4. Direct-to-Consumer, or Die
Rebound predictions vary depending on distribution networks. The brands that rely too heavily on wholesale channels will have to contend with the level of sell-in from before the crisis. This may prevent a rapid recovery and classic re-ignition of desire through novelty. During the last recession, brands that enjoyed the real luxury of managing their own distribution could control their prices and avoid the temptation of rebates. And they also control troves of consumer data to best engage their more-precious-than-ever local customers. Such brands will remain the models of long-term value.
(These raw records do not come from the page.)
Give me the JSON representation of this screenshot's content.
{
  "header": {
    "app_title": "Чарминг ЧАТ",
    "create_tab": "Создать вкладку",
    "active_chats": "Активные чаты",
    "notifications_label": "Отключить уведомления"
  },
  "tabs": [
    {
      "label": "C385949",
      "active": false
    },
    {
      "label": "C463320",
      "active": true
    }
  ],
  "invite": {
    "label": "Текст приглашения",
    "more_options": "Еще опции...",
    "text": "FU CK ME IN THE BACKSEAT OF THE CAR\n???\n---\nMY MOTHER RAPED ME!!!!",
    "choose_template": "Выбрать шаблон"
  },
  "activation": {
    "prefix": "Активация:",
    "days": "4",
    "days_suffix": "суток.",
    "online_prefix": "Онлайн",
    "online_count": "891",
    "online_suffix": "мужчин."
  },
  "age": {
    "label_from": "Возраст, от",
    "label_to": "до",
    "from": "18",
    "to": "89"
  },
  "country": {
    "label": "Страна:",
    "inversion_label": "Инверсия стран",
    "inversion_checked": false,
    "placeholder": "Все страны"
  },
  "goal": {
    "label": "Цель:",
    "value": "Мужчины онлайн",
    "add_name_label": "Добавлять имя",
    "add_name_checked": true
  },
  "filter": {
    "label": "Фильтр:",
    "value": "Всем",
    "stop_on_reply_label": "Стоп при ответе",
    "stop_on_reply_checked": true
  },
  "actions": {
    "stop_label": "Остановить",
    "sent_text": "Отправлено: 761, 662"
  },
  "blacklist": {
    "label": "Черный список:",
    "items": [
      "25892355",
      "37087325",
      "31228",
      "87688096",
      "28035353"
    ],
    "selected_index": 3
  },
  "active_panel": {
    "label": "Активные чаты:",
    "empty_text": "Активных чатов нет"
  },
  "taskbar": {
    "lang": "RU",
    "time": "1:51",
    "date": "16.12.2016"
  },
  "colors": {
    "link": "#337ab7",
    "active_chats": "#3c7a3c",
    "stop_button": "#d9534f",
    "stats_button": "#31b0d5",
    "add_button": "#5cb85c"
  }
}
5. Step Up to Sustainability
With mankind on a knife edge, a more ethical approach to luxury seems sure to be part of the rebound. Sustainability and luxury have been flirting for years now. Built into luxury are several values-based stories to tell: manufacturing products that last, saving endangered craftsmanship, fostering gender equality… The brands that have developed a clear sustainability strategy will be better placed to win with consumers when the crisis subsides. The next step will be to find the right way to share these strategies with clients, as sustainability still hasn’t yet been integrated into “selling ceremonies.”
6. Rethink the “Why”
On the back of a long period of economic growth, the success of the luxury sector has relied on narcissistic behaviour like self-branding and exhibiting success on social networks, all while the state has been failing to perform its most basic function: protecting the people. Now, during weeks of confinement and collective hardship, these social motivations look weak and irrelevant. In a post-virus world, the more intimate values of luxury may prove to be more relevant than ever. Maybe, as G. Lampedusa wrote in The Leopard, “If we want things to stay as they are, things will have to change.”
Jean-Noël Kapferer is a sociologist, research fellow at Inseec U and the co-author of The Luxury Strategy. Jean Révis is the co-founder and CEO MAD, a Paris-based strategy consultancy focused on the luxury sector.